The average consumer is probably aware of the rising cost of medical care. The fact is that an aging society requires more medical care. Consequently, the need for more qualified care at an affordable cost is in high demand across the country. The fact is that public administrators are pushing for more affordable health care and health services. Of course, the optimum way would be to provide more affordable health care. However, public administrators suggest that there is another option available. Nurse Practitioners are highly trained individuals that are qualified to take the place of doctors in numerous cases. Thus, helping to improve the quality of care, while cutting costs.
Nurse Practitioners Provide Affordable Care
The Nurse Practitioner has been around for several decades. This medical professional quickly filled a void in the medical community left by the dwindling number of doctors that were available to treat patients on Medicare and Medicaid. Often, the greatest need for the Nurse Practitioner is in rural areas that do not have a full-time doctor that is able to treat the people in the community. Under those circumstances, the Nurse Practitioner was the perfect solution.
This medical professional stepped in and provided the medical care at a much lower cost to rural, impoverished communities. The fact is that the Nurse Practitioner is able to provide the same level of care as a physician. Many even open their own offices and provide medical care to smaller communities. As health care becomes a vital part of a master in public administration degree, the beginnings of future public servants and even law makers, nurse practitioners are getting more attention as a solution to rising government-subsidized health care costs.
Does The Nurse Practitioner Really Cut Medical Costs?
The nurse practitioner is a very cost effective solution for the medical community. This is the primary reason why public administrators are pushing for them to take the place of primary physicians in some areas. Let’s look at the facts. It takes much less time and money to train a Nurse Practitioner.
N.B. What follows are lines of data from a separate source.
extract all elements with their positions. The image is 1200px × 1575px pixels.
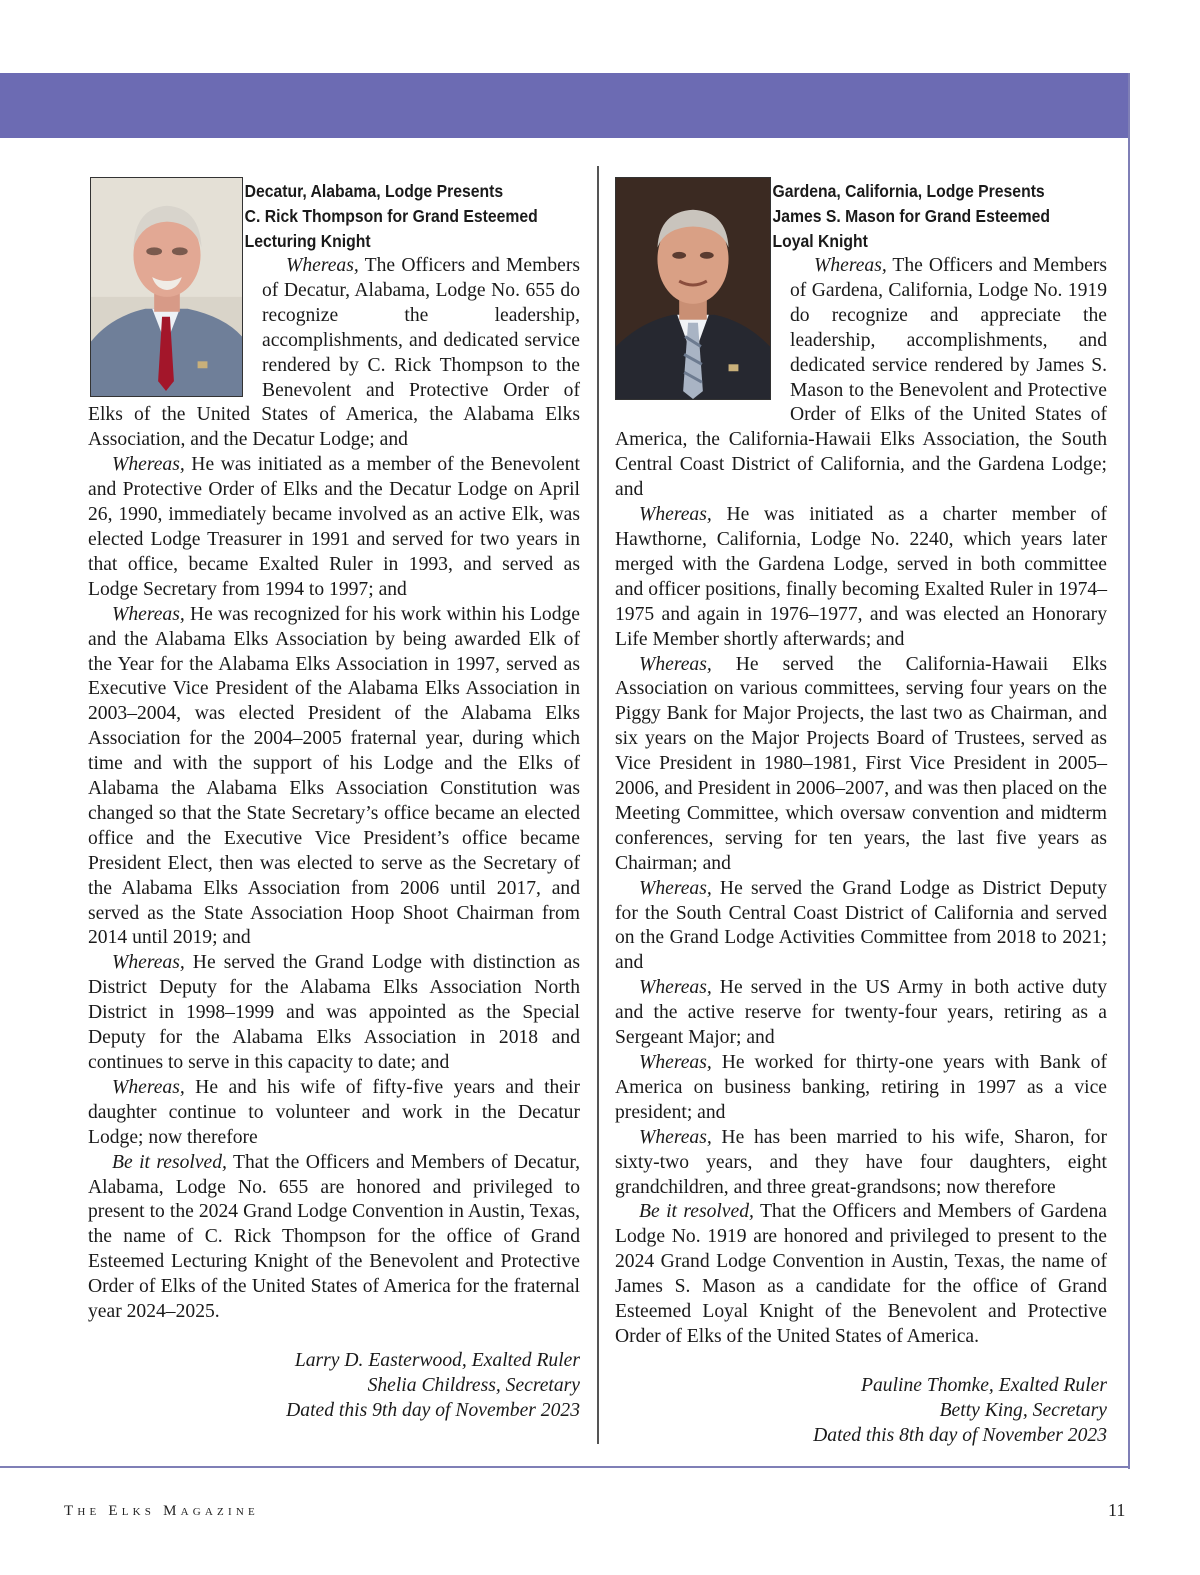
resolution-paragraph xyxy=(615,976,1107,1051)
heading-line: Gardena, California, Lodge Presents xyxy=(772,181,1045,201)
paragraph-text: The Officers and Members of Gardena, California, Lodge No. 1919 do recognize and appreciate the leadership, accomplishments, and dedicated service rendered by James S. Mason to the Benevolent and Protective Order of Elks of the United States of America, the California-Hawaii Elks Association, the South Central Coast District of California, and the Gardena Lodge; and xyxy=(615,255,1107,501)
article-left xyxy=(88,177,580,1424)
resolution-paragraph xyxy=(88,1076,580,1151)
paragraph-lead: Whereas, xyxy=(639,877,712,899)
signature-block xyxy=(88,1349,580,1424)
paragraph-text: He was recognized for his work within his Lodge and the Alabama Elks Association by being awarded Elk of the Year for the Alabama Elks Association in 1997, served as Executive Vice President of the Alabama Elks Association in 2003–2004, was elected President of the Alabama Elks Association for the 2004–2005 fraternal year, during which time and with the support of his Lodge and the Elks of Alabama the Alabama Elks Association Constitution was changed so that the State Secretary’s office became an elected office and the Executive Vice President’s office became President Elect, then was elected to serve as the Secretary of the Alabama Elks Association from 2006 until 2017, and served as the State Association Hoop Shoot Chairman from 2014 until 2019; and xyxy=(88,603,580,949)
header-band xyxy=(0,73,1130,138)
article-heading xyxy=(615,179,1050,254)
paragraph-text: He was initiated as a member of the Benevolent and Protective Order of Elks and the Decatur Lodge on April 26, 1990, immediately became involved as an active Elk, was elected Lodge Treasurer in 1991 and served for two years in that office, became Exalted Ruler in 1993, and served as Lodge Secretary from 1994 to 1997; and xyxy=(88,454,580,600)
heading-line: Decatur, Alabama, Lodge Presents xyxy=(244,181,504,201)
resolution-paragraph xyxy=(88,453,580,602)
signature-date: Dated this 9th day of November 2023 xyxy=(286,1399,580,1421)
article-heading xyxy=(88,179,538,254)
paragraph-lead: Whereas, xyxy=(639,1052,712,1073)
paragraph-text: He worked for thirty-one years with Bank of America on business banking, retiring in 1997 as a vice president; and xyxy=(615,1052,1107,1123)
paragraph-lead: Whereas, xyxy=(112,952,185,974)
signature-line: Larry D. Easterwood, Exalted Ruler xyxy=(294,1349,580,1371)
page-number: 11 xyxy=(1108,1500,1126,1520)
signature-line: Betty King, Secretary xyxy=(939,1399,1107,1421)
resolution-paragraph xyxy=(615,503,1107,652)
signature-line: Shelia Childress, Secretary xyxy=(367,1374,580,1396)
paragraph-text: He served the Grand Lodge as District Deputy for the South Central Coast District of California and served on the Grand Lodge Activities Committee from 2018 to 2021; and xyxy=(615,877,1107,974)
resolution-paragraph xyxy=(615,1200,1107,1349)
paragraph-text: He served the California-Hawaii Elks Association on various committees, serving four years on the Piggy Bank for Major Projects, the last two as Chairman, and six years on the Major Projects Board of Trustees, served as Vice President in 1980–1981, First Vice President in 2005–2006, and President in 2006–2007, and was then placed on the Meeting Committee, which oversaw convention and midterm conferences, serving for ten years, the last five years as Chairman; and xyxy=(615,653,1107,874)
paragraph-text: That the Officers and Members of Decatur, Alabama, Lodge No. 655 are honored and privileged to present to the 2024 Grand Lodge Convention in Austin, Texas, the name of C. Rick Thompson for the office of Grand Esteemed Lecturing Knight of the Benevolent and Protective Order of Elks of the United States of America for the fraternal year 2024–2025. xyxy=(88,1151,580,1323)
paragraph-lead: Be it resolved, xyxy=(639,1201,754,1223)
signature-block xyxy=(615,1374,1107,1449)
magazine-title: The Elks Magazine xyxy=(64,1503,259,1519)
paragraph-lead: Whereas, xyxy=(639,977,712,999)
resolution-paragraph xyxy=(615,653,1107,877)
paragraph-lead: Whereas, xyxy=(639,1126,712,1148)
heading-line: James S. Mason for Grand Esteemed xyxy=(772,206,1050,226)
signature-date: Dated this 8th day of November 2023 xyxy=(813,1424,1107,1446)
paragraph-text: He has been married to his wife, Sharon, for sixty-two years, and they have four daughters, eight grandchildren, and three great-grandsons; now therefore xyxy=(615,1126,1107,1198)
paragraph-lead: Whereas, xyxy=(639,504,712,526)
heading-line: Loyal Knight xyxy=(772,231,868,251)
paragraph-text: That the Officers and Members of Gardena Lodge No. 1919 are honored and privileged to present to the 2024 Grand Lodge Convention in Austin, Texas, the name of James S. Mason as a candidate for the office of Grand Esteemed Loyal Knight of the Benevolent and Protective Order of Elks of the United States of America. xyxy=(615,1201,1107,1347)
resolution-paragraph xyxy=(88,951,580,1076)
paragraph-lead: Whereas, xyxy=(814,255,887,276)
paragraph-text: He and his wife of fifty-five years and their daughter continue to volunteer and work in the Decatur Lodge; now therefore xyxy=(88,1076,580,1148)
article-right xyxy=(615,177,1107,1449)
paragraph-lead: Whereas, xyxy=(639,653,712,675)
resolution-paragraph xyxy=(88,603,580,952)
paragraph-text: He served the Grand Lodge with distinction as District Deputy for the Alabama Elks Association North District in 1998–1999 and was appointed as the Special Deputy for the Alabama Elks Association in 2018 and continues to serve in this capacity to date; and xyxy=(88,952,580,1073)
paragraph-lead: Whereas, xyxy=(286,255,359,276)
paragraph-text: The Officers and Members of Decatur, Alabama, Lodge No. 655 do recognize the leadership, accomplishments, and dedicated service rendered by C. Rick Thompson to the Benevolent and Protective Order of Elks of the United States of America, the Alabama Elks Association, and the Decatur Lodge; and xyxy=(88,255,580,451)
resolution-paragraph xyxy=(615,1126,1107,1201)
paragraph-text: He served in the US Army in both active duty and the active reserve for twenty-four years, retiring as a Sergeant Major; and xyxy=(615,977,1107,1049)
signature-line: Pauline Thomke, Exalted Ruler xyxy=(861,1374,1107,1396)
paragraph-lead: Be it resolved, xyxy=(112,1151,227,1173)
frame-bottom-rule xyxy=(0,1466,1130,1468)
paragraph-lead: Whereas, xyxy=(112,1076,185,1098)
resolution-paragraph xyxy=(615,877,1107,977)
frame-right-rule xyxy=(1128,73,1130,1469)
paragraph-lead: Whereas, xyxy=(112,454,185,476)
column-divider xyxy=(597,166,599,1444)
resolution-paragraph xyxy=(615,1051,1107,1126)
resolution-paragraph xyxy=(88,1151,580,1325)
heading-line: C. Rick Thompson for Grand Esteemed xyxy=(244,206,538,226)
paragraph-lead: Whereas, xyxy=(112,603,185,625)
heading-line: Lecturing Knight xyxy=(244,231,371,251)
paragraph-text: He was initiated as a charter member of Hawthorne, California, Lodge No. 2240, which years later merged with the Gardena Lodge, served in both committee and officer positions, finally becoming Exalted Ruler in 1974–1975 and again in 1976–1977, and was elected an Honorary Life Member shortly afterwards; and xyxy=(615,504,1107,650)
Furthermore, the nurse practitioner is able to perform the same type of duties as a physician.
For example, nurse practitioners are able to write prescriptions for patients, deliver babies, order tests, and diagnose an illness. Of course, the Nurse Practitioner earns a much lower salary than the physician. This is reflected in the lower cost for patient care and service. It is estimated that the health care system in each state might save several million yearly on health care, simply by transitioning to Nurse Practitioners as primary care givers.
The need for qualified physicians will continue to rise over the next decade as the number of qualified physicians dwindles. However, enabling Nurse Practitioners to fully perform all the functions of a physician will meet the demands for qualified professionals, while cutting health care costs.